ママが痩せ始めたのは離婚して半年くらい経ってから。2人暮らしなのに食べ切れないほどの料理を作ってしまうママに、私はあえて何も言わなかった。きっと寂しいんだろうって、そのうち2人分に慣れてくれるだろうって思ってた。だけど実際はその逆だった。食事を作る量はますます増えていき、体重はどんどん減っていった。

夕飯の後にママはカレーパンを食べ始めた。「よく食べるね」カレーパンの後にメロンパンが始まった。「お腹壊すよママ」次にみかんゼリーを食べ始めた。「そのデザートで締めてよね」私の小言にママは段々不機嫌になる。そしてまた冷蔵庫に向かって歩き始める。「いい加減にしてよママ!」こうして喧嘩が始まる。そんな日々だ。

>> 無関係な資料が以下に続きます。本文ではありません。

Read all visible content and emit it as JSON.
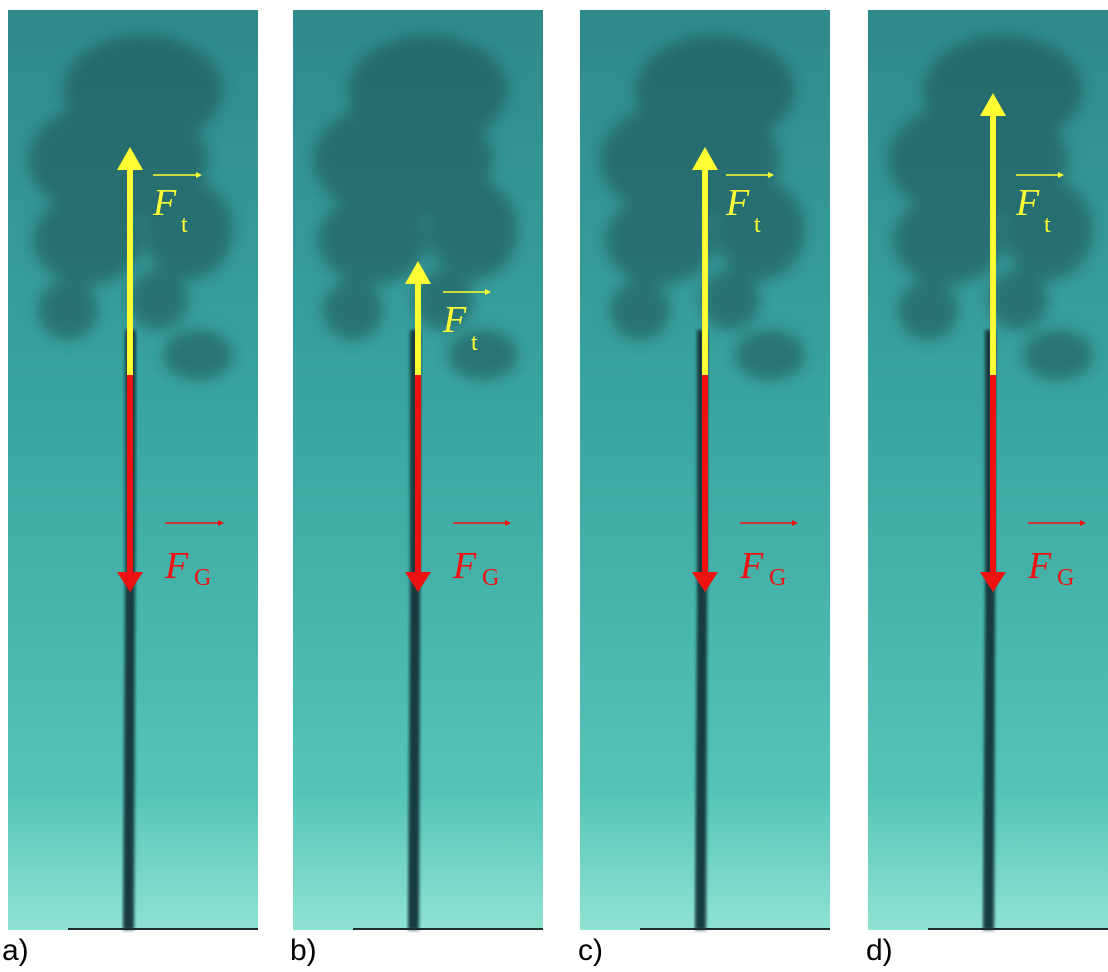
{
  "panels": [
    {
      "label": "a)",
      "forces": [
        {
          "symbol": "F",
          "subscript": "t"
        },
        {
          "symbol": "F",
          "subscript": "G"
        }
      ]
    },
    {
      "label": "b)",
      "forces": [
        {
          "symbol": "F",
          "subscript": "t"
        },
        {
          "symbol": "F",
          "subscript": "G"
        }
      ]
    },
    {
      "label": "c)",
      "forces": [
        {
          "symbol": "F",
          "subscript": "t"
        },
        {
          "symbol": "F",
          "subscript": "G"
        }
      ]
    },
    {
      "label": "d)",
      "forces": [
        {
          "symbol": "F",
          "subscript": "t"
        },
        {
          "symbol": "F",
          "subscript": "G"
        }
      ]
    }
  ]
}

私はママを助けたい。いつも私に気づかれないように隠れて吐いてるママを助けたい。それなのに何かを食べてる姿を見るとつい怒鳴ってしまう。あんなに綺麗で自慢のママだったのに。洗面所で体重を計っていたママが「これならもう少し食べても平気かな」と乾いた声で呟いた。もう限界かも知れない。そそくさとキッチンに向かうママを私にはもう止められない。体重計に残ったママの体重を見下ろしながら、私はそう思った。